Severiano del Pàramo

Padre Severiano del Pàramo nel suo Commento al Vangelo di Matteo (Roma, Città Nuova, 1970) scrive che l’intenzione del Signore era quella di “manifestare, mediante un’azione allegorica, la sorte che sarebbe toccata agli israeliti e a Gerusalemme per la loro incredulità. La raffigurazione del popolo ebreo in un albero fruttifero non è rara nell’Antico Testamento. Come si vede, quest’azione di Gesù, puramente simbolica, cioè senz’altro scopo che quello di rappresentare in maniera percepibile ai sensi la sorte che sarebbe toccata al popolo ebreo, non era un genere sconosciuto  per gli Apostoli. Il fico era per essi una chiara immagine del popolo ebreo, che, nonostante la provvidenza specialissima  con cui Dio lo aveva governato e soprattutto la predicazione e i miracoli di Gesù, non aveva maturato i frutti desiderati, non solo, ma stava affliggendo il cuore misericordioso di Gesù con la sua persistente incredulità: meritava, dunque, la maledizione di Dio. È il mistero della riprovazione del popolo eletto, su cui più tardi San Paolo verserà lacrime amare (cfr. Rom., IX, 1 ss. ; XI, 5 ss.)” (cit., p. 311).

I Padri della Chiesa

< I Padri della Chiesa (il cui consenso unanime nell’interpretazione della Scrittura è regola infallibile della fede) spiegano questa parabola nel seguente modo: le foglie sono “simbolo del culto farisaico, con cerimonie senza frutto di buone opere” (S. Giovanni Crisostomo, In Matth. hom. 68; come anche S. Ilario, In Matth. can. 21): “la vera virtù religiosa che è viva e dà la vita soprannaturale, inaridita in Giudea, passa ai Gentili” (Origene, In Matth. tract. 16). Il fico secco rappresenta “chi ha la fede senza le opere, è albero con frascame senza alcun frutto. Ma Dio gli chiede conto delle opere e dei frutti che avrebbe dovuto portare; e come pena della sua sterilità colpevole lo lascerà inaridire totalmente” (Origene ibidem; cfr. anche S. Agostino, De cons. ev. II, 68).  Tale parabola la si trova anche nel Vangelo di S. Marco (XI, 13-21).

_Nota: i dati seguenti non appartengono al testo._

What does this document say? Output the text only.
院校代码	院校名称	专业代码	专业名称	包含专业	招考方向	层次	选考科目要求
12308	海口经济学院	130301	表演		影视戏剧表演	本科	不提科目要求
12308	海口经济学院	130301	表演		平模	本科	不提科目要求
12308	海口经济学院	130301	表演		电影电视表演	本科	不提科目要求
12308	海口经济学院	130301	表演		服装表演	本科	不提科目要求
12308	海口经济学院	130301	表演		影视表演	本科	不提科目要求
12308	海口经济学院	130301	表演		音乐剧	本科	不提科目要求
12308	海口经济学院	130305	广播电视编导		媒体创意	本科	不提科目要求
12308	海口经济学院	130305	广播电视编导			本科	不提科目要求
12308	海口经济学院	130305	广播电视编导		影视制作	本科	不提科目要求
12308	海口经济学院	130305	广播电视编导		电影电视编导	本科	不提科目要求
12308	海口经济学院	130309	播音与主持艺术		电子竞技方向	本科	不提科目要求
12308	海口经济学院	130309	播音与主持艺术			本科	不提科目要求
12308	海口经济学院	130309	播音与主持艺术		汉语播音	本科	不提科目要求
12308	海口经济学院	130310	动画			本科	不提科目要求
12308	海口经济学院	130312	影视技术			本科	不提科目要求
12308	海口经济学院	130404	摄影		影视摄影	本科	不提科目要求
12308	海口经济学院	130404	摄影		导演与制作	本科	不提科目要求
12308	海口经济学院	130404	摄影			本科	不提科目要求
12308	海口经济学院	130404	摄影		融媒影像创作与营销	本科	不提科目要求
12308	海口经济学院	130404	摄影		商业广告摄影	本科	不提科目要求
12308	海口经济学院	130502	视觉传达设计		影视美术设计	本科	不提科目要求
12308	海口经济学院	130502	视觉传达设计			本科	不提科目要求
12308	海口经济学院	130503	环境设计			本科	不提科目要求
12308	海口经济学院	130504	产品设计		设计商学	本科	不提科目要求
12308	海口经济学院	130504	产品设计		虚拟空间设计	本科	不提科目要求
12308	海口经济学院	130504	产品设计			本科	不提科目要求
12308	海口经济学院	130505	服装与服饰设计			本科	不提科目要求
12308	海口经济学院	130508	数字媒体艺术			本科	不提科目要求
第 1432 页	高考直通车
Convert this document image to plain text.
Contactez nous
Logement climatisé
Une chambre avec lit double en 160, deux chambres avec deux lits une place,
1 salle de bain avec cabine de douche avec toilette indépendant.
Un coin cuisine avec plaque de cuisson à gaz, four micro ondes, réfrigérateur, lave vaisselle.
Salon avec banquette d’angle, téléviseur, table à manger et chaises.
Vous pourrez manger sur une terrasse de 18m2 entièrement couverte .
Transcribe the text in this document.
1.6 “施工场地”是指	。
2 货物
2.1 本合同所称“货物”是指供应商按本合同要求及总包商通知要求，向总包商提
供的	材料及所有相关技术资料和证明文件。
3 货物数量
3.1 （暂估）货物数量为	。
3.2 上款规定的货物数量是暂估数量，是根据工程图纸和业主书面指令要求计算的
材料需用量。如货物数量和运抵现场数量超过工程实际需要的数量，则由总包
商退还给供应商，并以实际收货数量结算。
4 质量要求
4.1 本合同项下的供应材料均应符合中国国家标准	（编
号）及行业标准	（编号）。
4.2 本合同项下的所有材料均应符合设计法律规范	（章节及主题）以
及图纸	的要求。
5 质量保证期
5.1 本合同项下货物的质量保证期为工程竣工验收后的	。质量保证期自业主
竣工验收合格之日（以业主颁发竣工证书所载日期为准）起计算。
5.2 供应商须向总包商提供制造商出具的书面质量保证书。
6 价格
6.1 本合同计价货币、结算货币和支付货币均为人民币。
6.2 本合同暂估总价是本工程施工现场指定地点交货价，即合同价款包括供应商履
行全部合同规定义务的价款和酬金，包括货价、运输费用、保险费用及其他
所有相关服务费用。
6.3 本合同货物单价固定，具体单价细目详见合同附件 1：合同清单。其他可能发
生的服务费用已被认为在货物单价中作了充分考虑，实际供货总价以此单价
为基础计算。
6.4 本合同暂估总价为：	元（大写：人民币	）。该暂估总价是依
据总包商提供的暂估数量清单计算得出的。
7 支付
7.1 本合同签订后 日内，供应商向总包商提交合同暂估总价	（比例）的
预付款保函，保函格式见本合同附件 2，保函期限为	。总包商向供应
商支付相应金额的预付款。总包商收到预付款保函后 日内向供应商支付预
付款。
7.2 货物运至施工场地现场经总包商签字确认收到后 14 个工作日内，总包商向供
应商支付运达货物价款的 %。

Gli stessi Padri ne hanno data la medesima interpretazione, in più vi sono i commenti di Beda il venerabile (super Dimiserunt eis; super Invenerunt pullum alligatum), Teofilatto (In Matth.), S. Ambrogio (super Lucam, lib. 9), S. Girolamo (super Misit duos), tutti concordano nel veder nel fico maledetto Israele che non ha voluto accettare Cristo e portare frutti di opere buone.  Dunque è chiaro che il giudaismo post-biblico, nella divina Rivelazione, è presentato – da Gesù stesso - come un ‘fico infruttuoso’ maledetto che diventa ‘secco’ e viene poi condannato anche al fuoco; di qui l’espressione corrente ‘valere un fico secco’ ossia nulla, perché in fico è un ottimo albero che porta frutti squisiti, ma se sterile e per di più seccato o secco non porta frutti e vale nulla, vale a dire è un fico secco, né più né meno. La parabola dei due figli (Mt., XXI, 28-43)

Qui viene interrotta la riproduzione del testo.